China hit back, but relations appear to have thawed ahead of long-awaited bilateral talks next week, with Kerry and Xie each saying they were rising above differences to work together on climate.
"Both sides recognise that there is a gap between the current effort and the Paris Agreement goals so we will jointly strengthen climate action," Beijing's longtime climate envoy Xie Zhenhua said.
'Seriousness and urgency'
A document outlining the agreement includes a focus on lowering methane emissions, which Kerry described as the "single fastest and most effective way to limit warming".
It also says the two sides will meet regularly to "address the climate crisis".
The document stresses the need to boost emissions efforts in the short term, with scientists warning that slashing emissions before 2030 is crucial for halting catastrophic warming.
The declaration said both countries "recognise the seriousness and urgency of the climate crisis", especially during the "critical decade of the 2020s".
China and US are the two largest emitters in the world, together accounting for nearly 40 percent of all carbon pollution.
The US has said it plans to be carbon neutral by 2050, while China announced it has set a net-zero target for 2060.
The 2015 Paris climate accord commits nations to work towards limiting global temperature rises to between 1.5C and 2C.
The United Nations said that all countries' carbon cutting plans combined would still see Earth warm 2.7C by 2100.
UN chief Antonio Guterres welcomed the US-China pact.
"Tackling the climate crisis requires international collaboration and solidarity, and this is an important step in the right direction," he said on Twitter.
'No excuse'
Negotiators are in Glasgow to work out how to keep the Paris Agreement degree limits in play as countries across the globe are battered by ever-fiercer floods, droughts and storms made worse by rising seas.
British Prime Minister Boris Johnson said that countries have "no excuse" for failure.
Wednesday saw the release of draft "decisions", which were the first real indication of where nations are 10 days into deeply technical discussions.
The text, which is sure to change during ministerial debates, called for nations to "revisit and strengthen" their decarbonisation plans by next year, instead of 2025 as previously agreed.
The Paris accord contains a "ratchet" mechanism requiring countries to update emissions plans every five years.
But several large emitters missed the 2020 deadline for submitting new plans, known as nationally determined contributions.
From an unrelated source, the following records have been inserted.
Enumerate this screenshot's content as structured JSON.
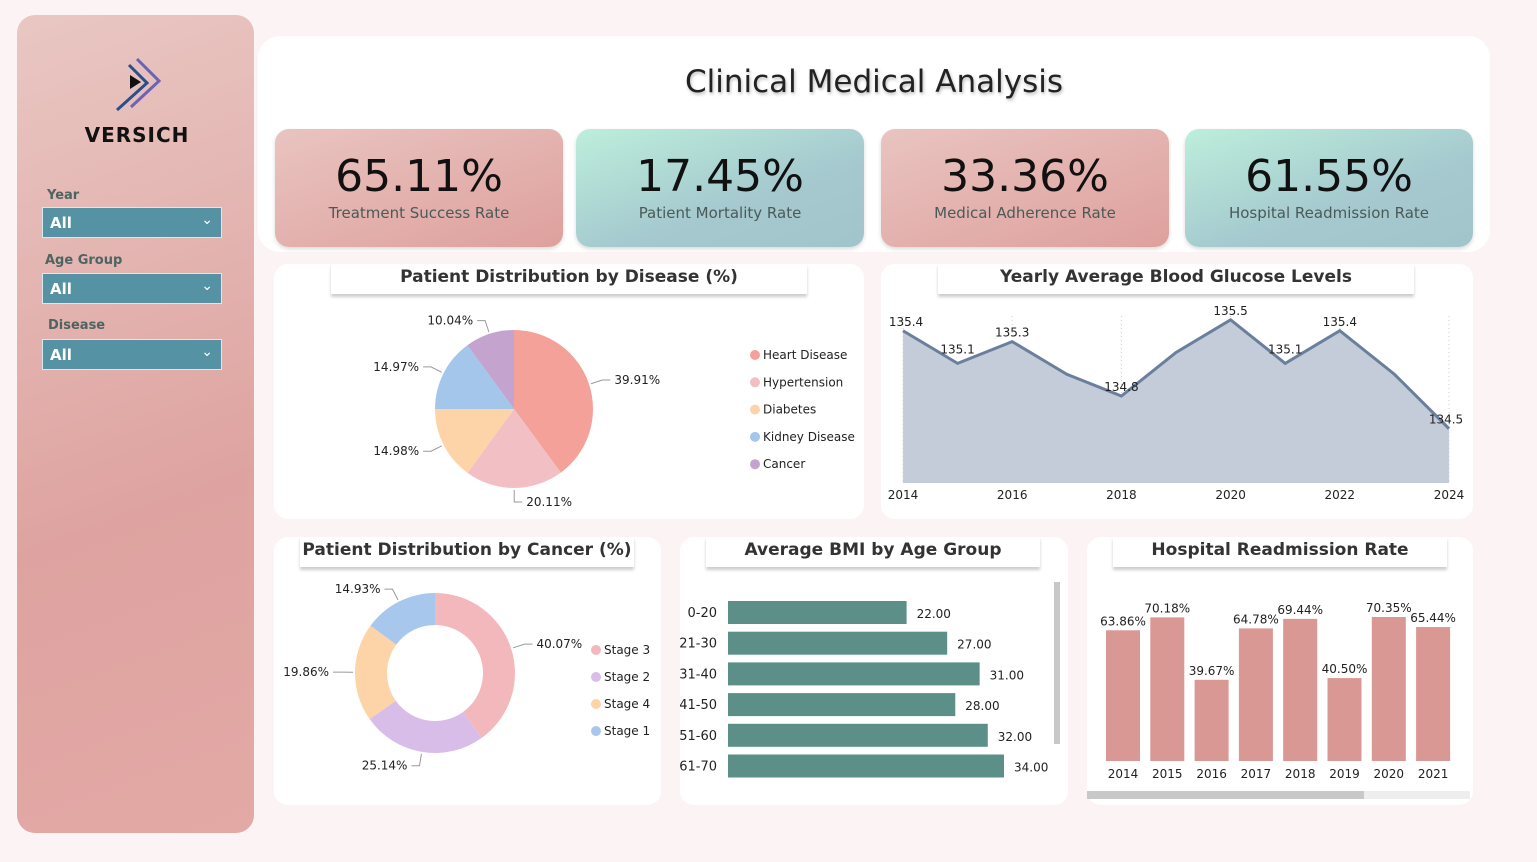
{
  "sidebar": {
    "brand": "VERSICH",
    "filters": [
      {
        "label": "Year",
        "value": "All"
      },
      {
        "label": "Age Group",
        "value": "All"
      },
      {
        "label": "Disease",
        "value": "All"
      }
    ]
  },
  "header": {
    "title": "Clinical Medical Analysis"
  },
  "kpis": [
    {
      "value": "65.11%",
      "label": "Treatment Success Rate"
    },
    {
      "value": "17.45%",
      "label": "Patient Mortality Rate"
    },
    {
      "value": "33.36%",
      "label": "Medical Adherence Rate"
    },
    {
      "value": "61.55%",
      "label": "Hospital Readmission Rate"
    }
  ],
  "chart_data": [
    {
      "type": "pie",
      "title": "Patient Distribution by Disease (%)",
      "legend": "right",
      "categories": [
        "Heart Disease",
        "Hypertension",
        "Diabetes",
        "Kidney Disease",
        "Cancer"
      ],
      "values": [
        39.91,
        20.11,
        14.98,
        14.97,
        10.04
      ],
      "labels": [
        "39.91%",
        "20.11%",
        "14.98%",
        "14.97%",
        "10.04%"
      ],
      "colors": [
        "#f4a19a",
        "#f2c0c4",
        "#fdd3a8",
        "#a3c6ea",
        "#c5a3cf"
      ]
    },
    {
      "type": "area",
      "title": "Yearly Average Blood Glucose Levels",
      "x": [
        2014,
        2015,
        2016,
        2017,
        2018,
        2019,
        2020,
        2021,
        2022,
        2023,
        2024
      ],
      "values": [
        135.4,
        135.1,
        135.3,
        135.0,
        134.8,
        135.2,
        135.5,
        135.1,
        135.4,
        135.0,
        134.5
      ],
      "point_labels": [
        "135.4",
        "135.1",
        "135.3",
        "",
        "134.8",
        "",
        "135.5",
        "135.1",
        "135.4",
        "",
        "134.5"
      ],
      "xticks": [
        "2014",
        "2016",
        "2018",
        "2020",
        "2022",
        "2024"
      ],
      "ylim": [
        134.0,
        135.6
      ],
      "color": "#6b7f9c",
      "fill": "#c4ccd9",
      "grid": "vertical dotted"
    },
    {
      "type": "pie",
      "donut": true,
      "title": "Patient Distribution by Cancer (%)",
      "legend": "right",
      "categories": [
        "Stage 3",
        "Stage 2",
        "Stage 4",
        "Stage 1"
      ],
      "values": [
        40.07,
        25.14,
        19.86,
        14.93
      ],
      "labels": [
        "40.07%",
        "25.14%",
        "19.86%",
        "14.93%"
      ],
      "colors": [
        "#f2b8bb",
        "#d9bde9",
        "#fdd3a8",
        "#a7c8ec"
      ]
    },
    {
      "type": "bar",
      "orientation": "horizontal",
      "title": "Average BMI by Age Group",
      "categories": [
        "0-20",
        "21-30",
        "31-40",
        "41-50",
        "51-60",
        "61-70"
      ],
      "values": [
        22,
        27,
        31,
        28,
        32,
        34
      ],
      "labels": [
        "22.00",
        "27.00",
        "31.00",
        "28.00",
        "32.00",
        "34.00"
      ],
      "xlim": [
        0,
        34
      ],
      "color": "#5b8f87"
    },
    {
      "type": "bar",
      "title": "Hospital Readmission Rate",
      "categories": [
        "2014",
        "2015",
        "2016",
        "2017",
        "2018",
        "2019",
        "2020",
        "2021"
      ],
      "values": [
        63.86,
        70.18,
        39.67,
        64.78,
        69.44,
        40.5,
        70.35,
        65.44
      ],
      "labels": [
        "63.86%",
        "70.18%",
        "39.67%",
        "64.78%",
        "69.44%",
        "40.50%",
        "70.35%",
        "65.44%"
      ],
      "ylim": [
        0,
        70.35
      ],
      "color": "#d99893"
    }
  ]
}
Others handed in plans that were no more ambitious -- or even less so -- than their initial plans.
Vulnerable nations say that the next deadline, in 2025, is too distant to deliver essential short-term emissions cuts.
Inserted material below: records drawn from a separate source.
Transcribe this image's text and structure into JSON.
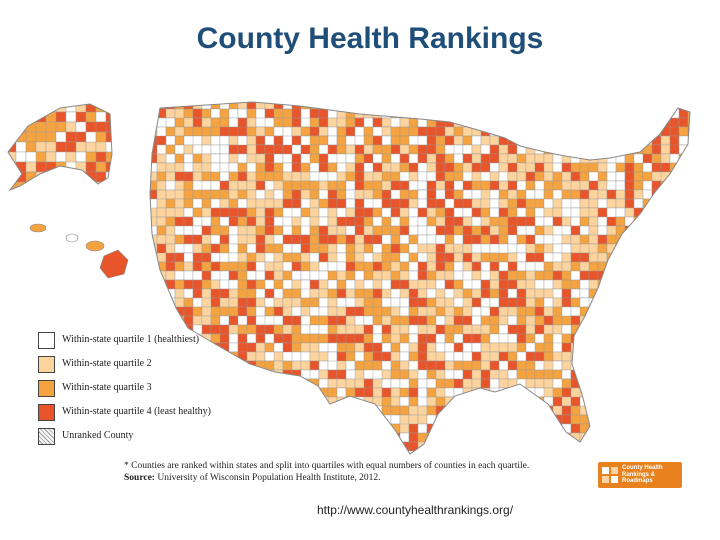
{
  "title": "County Health Rankings",
  "colors": {
    "quartile_1": "#ffffff",
    "quartile_2": "#fdd49e",
    "quartile_3": "#f4a340",
    "quartile_4": "#e8552a",
    "unranked": "#f2f2f2",
    "border": "#9a9a9a",
    "title": "#1f4e79"
  },
  "legend": [
    {
      "label": "Within-state quartile 1 (healthiest)",
      "color_key": "quartile_1",
      "hatched": false
    },
    {
      "label": "Within-state quartile 2",
      "color_key": "quartile_2",
      "hatched": false
    },
    {
      "label": "Within-state quartile 3",
      "color_key": "quartile_3",
      "hatched": false
    },
    {
      "label": "Within-state quartile 4 (least healthy)",
      "color_key": "quartile_4",
      "hatched": false
    },
    {
      "label": "Unranked County",
      "color_key": "unranked",
      "hatched": true
    }
  ],
  "footnote": {
    "note": "* Counties are ranked within states and split into quartiles with equal numbers of counties in each quartile.",
    "source_label": "Source:",
    "source_text": "University of Wisconsin Population Health Institute, 2012."
  },
  "logo": {
    "text": "County Health Rankings & Roadmaps",
    "icon": "county-health-logo-icon"
  },
  "url": "http://www.countyhealthrankings.org/"
}
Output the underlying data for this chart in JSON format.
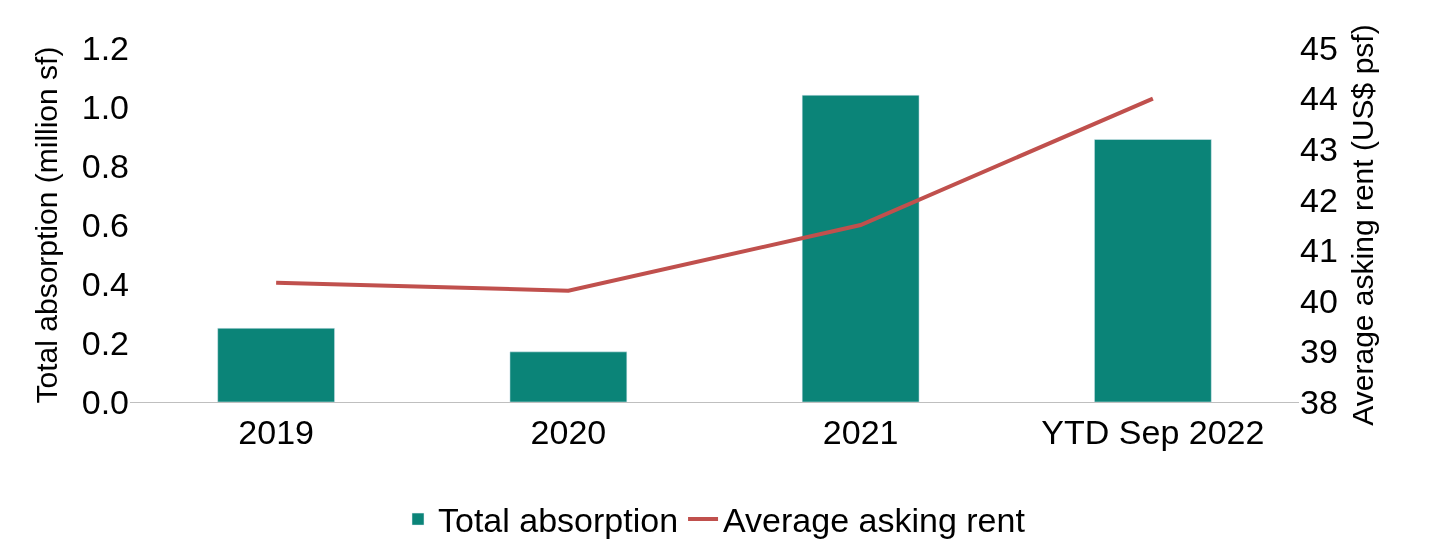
{
  "chart_data": {
    "type": "bar",
    "categories": [
      "2019",
      "2020",
      "2021",
      "YTD Sep 2022"
    ],
    "series": [
      {
        "name": "Total absorption",
        "color": "#0b8478",
        "values": [
          0.25,
          0.17,
          1.04,
          0.89
        ]
      },
      {
        "name": "Average asking rent",
        "type": "line",
        "axis": "y2",
        "color": "#c0504d",
        "values": [
          40.36,
          40.2,
          41.5,
          44.0
        ]
      }
    ],
    "ylabel": "Total absorption (million sf)",
    "y2label": "Average asking rent (US$ psf)",
    "ylim": [
      0,
      1.2
    ],
    "yticks": [
      {
        "value": 0,
        "label": "0.0"
      },
      0.2,
      0.4,
      0.6,
      0.8,
      {
        "value": 1.0,
        "label": "1.0"
      },
      1.2
    ],
    "y2lim": [
      38,
      45
    ],
    "y2ticks": [
      38,
      39,
      40,
      41,
      42,
      43,
      44,
      45
    ],
    "legend": "bottom",
    "marker": "none",
    "line_style": "solid"
  }
}
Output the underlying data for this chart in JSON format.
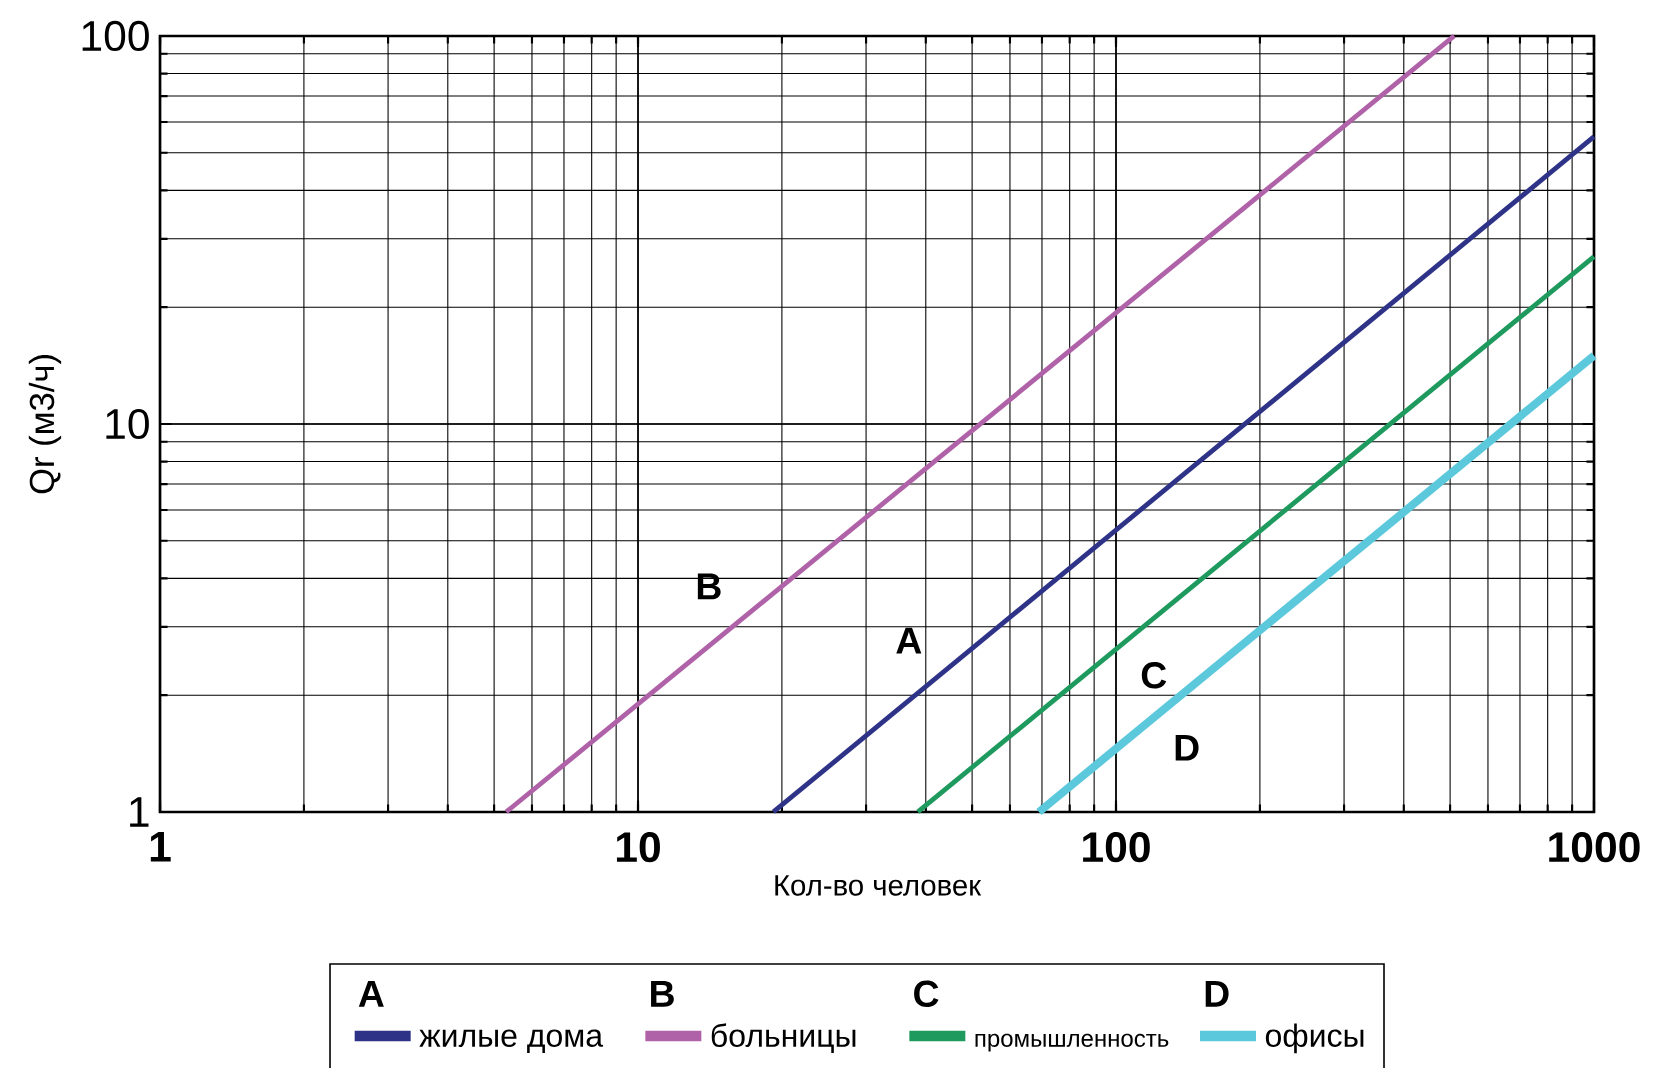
{
  "chart_data": {
    "type": "line",
    "xlabel": "Кол-во человек",
    "ylabel": "Qr (м3/ч)",
    "log": "xy",
    "xlim": [
      1,
      1000
    ],
    "ylim": [
      1,
      100
    ],
    "xticks": [
      1,
      10,
      100,
      1000
    ],
    "yticks": [
      1,
      10,
      100
    ],
    "grid": true,
    "legend": "bottom",
    "series": [
      {
        "name": "жилые дома",
        "color": "#2e3388",
        "x": [
          19.2,
          1000
        ],
        "values": [
          1,
          55
        ]
      },
      {
        "name": "больницы",
        "color": "#b062a8",
        "x": [
          5.3,
          510
        ],
        "values": [
          1,
          100
        ]
      },
      {
        "name": "промышленность",
        "color": "#1f9a5e",
        "x": [
          38.5,
          1000
        ],
        "values": [
          1,
          27
        ]
      },
      {
        "name": "офисы",
        "color": "#5bc8dc",
        "x": [
          69,
          1000
        ],
        "values": [
          1,
          15
        ]
      }
    ],
    "annotations": [
      "A",
      "B",
      "C",
      "D"
    ]
  }
}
In what observers called a "significant first mention" of the fuels driving global warming, the draft summit called on countries to "accelerate the phasing out of coal and subsidies for fossil fuels".
Last week more than 100 countries -- but not China -- signed a pledge to slash methane emissions by at least 30 percent by 2030.
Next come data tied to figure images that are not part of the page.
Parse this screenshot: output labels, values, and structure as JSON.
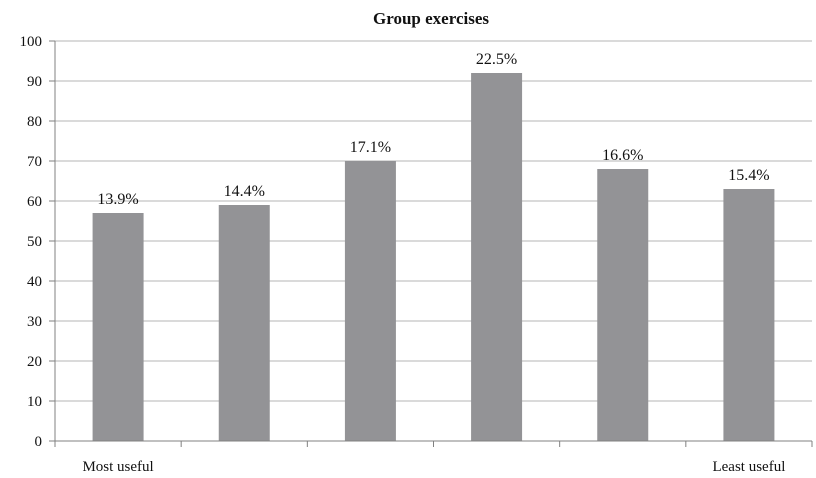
{
  "chart_data": {
    "type": "bar",
    "title": "Group exercises",
    "xlabel": "",
    "ylabel": "",
    "ylim": [
      0,
      100
    ],
    "yticks": [
      0,
      10,
      20,
      30,
      40,
      50,
      60,
      70,
      80,
      90,
      100
    ],
    "grid": true,
    "legend": "none",
    "categories": [
      "Most useful",
      "",
      "",
      "",
      "",
      "Least useful"
    ],
    "values": [
      57,
      59,
      70,
      92,
      68,
      63
    ],
    "data_labels": [
      "13.9%",
      "14.4%",
      "17.1%",
      "22.5%",
      "16.6%",
      "15.4%"
    ],
    "bar_color": "#939396",
    "grid_color": "#b5b5b5",
    "axis_color": "#808080"
  }
}
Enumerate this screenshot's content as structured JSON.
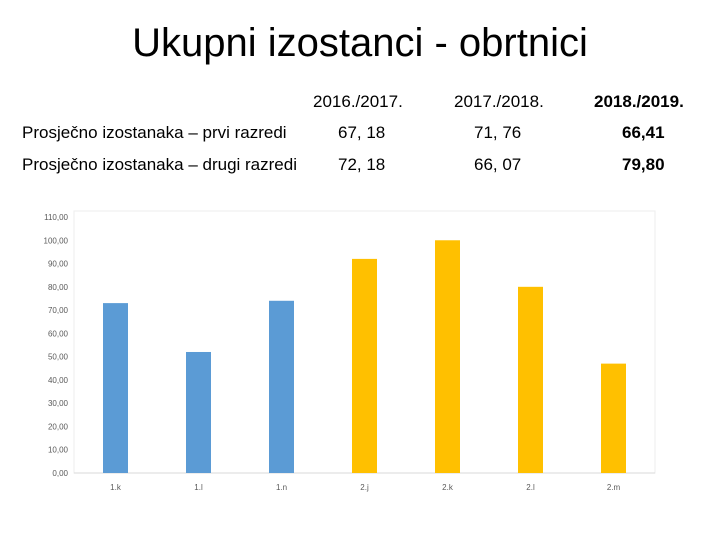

"The US-China declaration shows that the two countries can cooperate to address the climate crisis," said Laurence Tubiana, CEO of the European Climate Foundation and, as France's top climate negotiator at the time, a main architect of the 2015 Paris Agreement.
"Now they must cooperate on ensuring an ambitious outcome to COP26," she added. "That means putting us on track to 1.5 degrees and delivering the vital support needed to those most vulnerable."